Surging crude prices
Petrol and diesel prices in India are near record levels, as Brent Crude prices have risen to $80 a barrel. Since India imports crude to meet its requirements, this tends to get reflected in the inflation numbers and hence a rise in interest rates.
Following the Karnataka elections, there are worries that the BJP popularity is fading. In fact, the Congress despite being second to the BJP in Karnataka, managed a higher vote share then the BJP.
There are worries that with key state elections lined-up, before the central government elections next year, less work would be done. In fact, it is likely that we may see no major decisions being taken.
In fact, what looked certain second term for Narendra Modi, is getting increasingly uncertain.
Bond yields are rising across Europe and also in India. Sovereign bond yields have now hit 7.84 per cent in India, which is way above 7.40 per cent prevailing in July last year. Rising yields are always a worry for markets in India, as investors can now begin moving money from equity to debt, chasing higher yields.
This is not only happening in India, but, across the globe. In the US the yields have surged past the 3.10 levels, for the first time since 2008. If yields keep rising, we could see moving away from equities into debt.

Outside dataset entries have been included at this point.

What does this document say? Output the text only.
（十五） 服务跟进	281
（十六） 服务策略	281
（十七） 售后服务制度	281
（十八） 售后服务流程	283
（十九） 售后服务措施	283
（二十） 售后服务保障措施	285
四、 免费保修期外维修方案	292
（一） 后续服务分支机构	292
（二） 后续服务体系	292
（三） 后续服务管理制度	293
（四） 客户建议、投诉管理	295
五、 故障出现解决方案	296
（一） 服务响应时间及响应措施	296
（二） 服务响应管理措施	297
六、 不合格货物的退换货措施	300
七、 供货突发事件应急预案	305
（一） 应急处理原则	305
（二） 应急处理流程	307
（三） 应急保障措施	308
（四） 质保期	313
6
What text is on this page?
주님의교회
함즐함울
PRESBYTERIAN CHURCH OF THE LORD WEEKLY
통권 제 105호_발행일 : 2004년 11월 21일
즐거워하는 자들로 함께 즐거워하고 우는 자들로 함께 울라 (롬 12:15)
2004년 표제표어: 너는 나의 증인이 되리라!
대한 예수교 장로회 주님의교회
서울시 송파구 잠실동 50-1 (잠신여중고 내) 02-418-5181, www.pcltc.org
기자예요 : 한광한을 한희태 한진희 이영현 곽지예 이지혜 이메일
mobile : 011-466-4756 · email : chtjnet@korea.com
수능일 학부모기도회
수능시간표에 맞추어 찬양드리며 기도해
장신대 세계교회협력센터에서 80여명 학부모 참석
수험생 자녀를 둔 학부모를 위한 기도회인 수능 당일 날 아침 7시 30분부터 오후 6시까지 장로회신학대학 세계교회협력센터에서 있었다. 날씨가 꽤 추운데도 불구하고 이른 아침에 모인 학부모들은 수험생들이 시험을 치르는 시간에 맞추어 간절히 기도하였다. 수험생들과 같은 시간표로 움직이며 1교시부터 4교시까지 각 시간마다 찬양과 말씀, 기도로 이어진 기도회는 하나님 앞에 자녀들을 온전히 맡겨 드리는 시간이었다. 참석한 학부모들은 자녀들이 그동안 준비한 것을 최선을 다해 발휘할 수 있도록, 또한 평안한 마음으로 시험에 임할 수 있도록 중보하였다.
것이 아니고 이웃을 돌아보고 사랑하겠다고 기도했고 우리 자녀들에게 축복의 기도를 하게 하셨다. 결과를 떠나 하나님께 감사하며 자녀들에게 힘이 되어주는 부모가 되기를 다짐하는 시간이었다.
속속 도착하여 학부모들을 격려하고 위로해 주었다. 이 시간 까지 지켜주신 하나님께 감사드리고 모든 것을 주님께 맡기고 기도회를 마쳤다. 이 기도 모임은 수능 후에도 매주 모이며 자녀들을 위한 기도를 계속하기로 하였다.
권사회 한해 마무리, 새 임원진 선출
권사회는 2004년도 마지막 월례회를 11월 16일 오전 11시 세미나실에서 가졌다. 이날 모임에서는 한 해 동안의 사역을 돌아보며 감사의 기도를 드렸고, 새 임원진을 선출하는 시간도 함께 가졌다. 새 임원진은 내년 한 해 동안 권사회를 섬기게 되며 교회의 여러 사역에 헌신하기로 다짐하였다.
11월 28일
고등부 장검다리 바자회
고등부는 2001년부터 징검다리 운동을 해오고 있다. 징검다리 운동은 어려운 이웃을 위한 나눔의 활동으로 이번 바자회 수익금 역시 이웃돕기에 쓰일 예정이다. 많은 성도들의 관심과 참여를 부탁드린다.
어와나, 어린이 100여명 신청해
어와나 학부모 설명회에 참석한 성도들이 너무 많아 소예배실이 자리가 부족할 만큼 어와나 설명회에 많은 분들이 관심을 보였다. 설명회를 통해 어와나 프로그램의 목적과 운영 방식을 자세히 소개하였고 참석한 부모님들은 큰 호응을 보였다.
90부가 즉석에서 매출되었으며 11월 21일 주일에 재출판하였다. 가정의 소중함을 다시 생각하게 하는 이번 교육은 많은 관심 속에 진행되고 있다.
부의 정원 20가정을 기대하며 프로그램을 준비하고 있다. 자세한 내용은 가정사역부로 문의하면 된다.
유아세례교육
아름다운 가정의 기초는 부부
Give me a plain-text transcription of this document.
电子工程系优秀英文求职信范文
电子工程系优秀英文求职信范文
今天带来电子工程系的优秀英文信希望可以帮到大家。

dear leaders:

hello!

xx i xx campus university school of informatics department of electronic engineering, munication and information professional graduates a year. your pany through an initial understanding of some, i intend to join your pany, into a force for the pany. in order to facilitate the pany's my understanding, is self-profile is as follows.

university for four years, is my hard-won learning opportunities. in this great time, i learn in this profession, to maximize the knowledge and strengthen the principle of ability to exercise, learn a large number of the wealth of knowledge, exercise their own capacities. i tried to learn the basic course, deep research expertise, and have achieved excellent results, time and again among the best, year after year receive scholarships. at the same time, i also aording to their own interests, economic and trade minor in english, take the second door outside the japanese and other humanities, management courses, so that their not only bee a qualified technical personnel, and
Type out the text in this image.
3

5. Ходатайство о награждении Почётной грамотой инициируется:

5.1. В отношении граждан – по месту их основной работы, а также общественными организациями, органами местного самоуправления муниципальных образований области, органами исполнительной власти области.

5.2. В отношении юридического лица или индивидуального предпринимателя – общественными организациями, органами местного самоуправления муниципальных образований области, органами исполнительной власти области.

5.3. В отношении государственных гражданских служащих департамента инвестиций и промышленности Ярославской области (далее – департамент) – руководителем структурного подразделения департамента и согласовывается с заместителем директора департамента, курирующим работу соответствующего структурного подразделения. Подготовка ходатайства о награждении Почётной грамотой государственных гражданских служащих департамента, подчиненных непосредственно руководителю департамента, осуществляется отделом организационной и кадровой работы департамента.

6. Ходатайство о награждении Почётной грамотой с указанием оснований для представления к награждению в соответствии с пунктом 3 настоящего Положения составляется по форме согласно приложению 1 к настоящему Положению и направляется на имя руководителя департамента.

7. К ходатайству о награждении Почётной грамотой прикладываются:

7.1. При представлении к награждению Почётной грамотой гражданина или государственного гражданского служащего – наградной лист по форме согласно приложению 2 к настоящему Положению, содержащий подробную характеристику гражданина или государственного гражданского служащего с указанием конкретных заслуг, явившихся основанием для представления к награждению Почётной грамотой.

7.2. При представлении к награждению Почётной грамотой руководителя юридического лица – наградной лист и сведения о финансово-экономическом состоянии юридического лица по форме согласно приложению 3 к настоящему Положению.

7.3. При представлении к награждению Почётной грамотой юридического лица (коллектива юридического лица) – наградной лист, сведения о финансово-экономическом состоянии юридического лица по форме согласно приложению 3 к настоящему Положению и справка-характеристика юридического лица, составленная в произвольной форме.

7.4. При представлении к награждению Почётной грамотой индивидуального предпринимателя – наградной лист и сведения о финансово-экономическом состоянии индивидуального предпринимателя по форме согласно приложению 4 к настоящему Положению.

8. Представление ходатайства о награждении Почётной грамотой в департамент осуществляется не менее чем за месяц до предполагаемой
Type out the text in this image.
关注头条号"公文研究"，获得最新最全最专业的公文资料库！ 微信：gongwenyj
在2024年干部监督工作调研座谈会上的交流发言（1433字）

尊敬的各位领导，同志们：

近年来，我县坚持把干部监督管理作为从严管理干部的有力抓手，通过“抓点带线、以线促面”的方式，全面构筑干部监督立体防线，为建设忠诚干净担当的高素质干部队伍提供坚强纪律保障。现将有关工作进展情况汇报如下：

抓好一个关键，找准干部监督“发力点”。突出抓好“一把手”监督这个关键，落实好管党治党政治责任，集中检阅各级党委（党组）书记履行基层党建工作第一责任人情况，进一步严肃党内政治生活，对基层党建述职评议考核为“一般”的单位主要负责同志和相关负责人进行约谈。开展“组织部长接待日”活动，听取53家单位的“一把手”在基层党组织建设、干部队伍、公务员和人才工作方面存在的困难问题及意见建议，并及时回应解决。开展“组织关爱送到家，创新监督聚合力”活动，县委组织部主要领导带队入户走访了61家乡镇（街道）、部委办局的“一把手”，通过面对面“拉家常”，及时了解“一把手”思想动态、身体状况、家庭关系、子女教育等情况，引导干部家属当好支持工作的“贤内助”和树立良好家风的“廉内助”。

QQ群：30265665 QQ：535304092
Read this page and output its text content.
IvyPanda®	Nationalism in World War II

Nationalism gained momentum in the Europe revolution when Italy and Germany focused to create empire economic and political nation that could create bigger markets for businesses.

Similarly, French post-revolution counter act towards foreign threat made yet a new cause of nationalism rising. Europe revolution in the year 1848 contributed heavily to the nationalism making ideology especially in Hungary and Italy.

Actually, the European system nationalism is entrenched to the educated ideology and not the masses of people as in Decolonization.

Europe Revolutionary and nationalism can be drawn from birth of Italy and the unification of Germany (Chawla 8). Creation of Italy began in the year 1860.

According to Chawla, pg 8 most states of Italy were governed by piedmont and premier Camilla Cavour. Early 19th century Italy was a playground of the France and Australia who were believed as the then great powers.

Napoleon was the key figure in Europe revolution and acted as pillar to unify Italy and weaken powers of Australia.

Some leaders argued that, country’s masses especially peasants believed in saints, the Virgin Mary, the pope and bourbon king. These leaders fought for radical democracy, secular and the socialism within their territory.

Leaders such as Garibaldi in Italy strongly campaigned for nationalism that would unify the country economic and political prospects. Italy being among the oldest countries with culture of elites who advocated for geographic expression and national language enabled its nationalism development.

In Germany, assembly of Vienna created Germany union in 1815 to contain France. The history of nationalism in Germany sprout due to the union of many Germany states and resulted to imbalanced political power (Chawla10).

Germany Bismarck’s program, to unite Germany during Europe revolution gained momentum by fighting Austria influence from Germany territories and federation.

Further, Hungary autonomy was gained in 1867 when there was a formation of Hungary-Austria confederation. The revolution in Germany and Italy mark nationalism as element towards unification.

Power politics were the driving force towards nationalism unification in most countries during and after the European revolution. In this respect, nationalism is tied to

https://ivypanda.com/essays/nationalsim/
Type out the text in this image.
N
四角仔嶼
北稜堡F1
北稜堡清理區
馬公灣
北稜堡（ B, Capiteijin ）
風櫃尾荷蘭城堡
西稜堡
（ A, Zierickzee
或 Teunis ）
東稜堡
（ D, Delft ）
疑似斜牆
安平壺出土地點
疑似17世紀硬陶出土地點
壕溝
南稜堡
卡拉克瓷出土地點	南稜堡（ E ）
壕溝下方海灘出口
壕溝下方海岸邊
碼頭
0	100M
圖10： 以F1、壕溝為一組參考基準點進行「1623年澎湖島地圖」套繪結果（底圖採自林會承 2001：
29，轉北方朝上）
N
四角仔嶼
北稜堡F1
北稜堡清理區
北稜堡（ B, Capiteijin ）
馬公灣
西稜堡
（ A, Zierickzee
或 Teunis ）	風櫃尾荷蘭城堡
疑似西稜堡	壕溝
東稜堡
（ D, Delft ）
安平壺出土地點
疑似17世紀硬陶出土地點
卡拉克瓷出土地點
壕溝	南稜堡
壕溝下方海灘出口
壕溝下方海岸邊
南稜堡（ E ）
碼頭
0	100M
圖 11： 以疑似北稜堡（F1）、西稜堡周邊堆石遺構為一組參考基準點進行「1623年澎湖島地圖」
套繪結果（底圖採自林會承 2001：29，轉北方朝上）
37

RBI may hike interest rates
The RBI may now also look to hike interest rates very shortly, as inflation has surged in April. In fact, economists had never pencilled in, the possibility of a hike in June, are no longer ruling the same out. It is highly possible that we may shortly see a hike in interest rates in the month of June itself.
If not June, then August looks a near certainty.
The Sensex is trading at a P/E of 24 times its trailing EPS. This is extremely expensive, when compared to its long term average of 17 times. As much, the markets are not very cheap. Hence, markets are unlikely to go up sharply from here on and investors must exercise caution.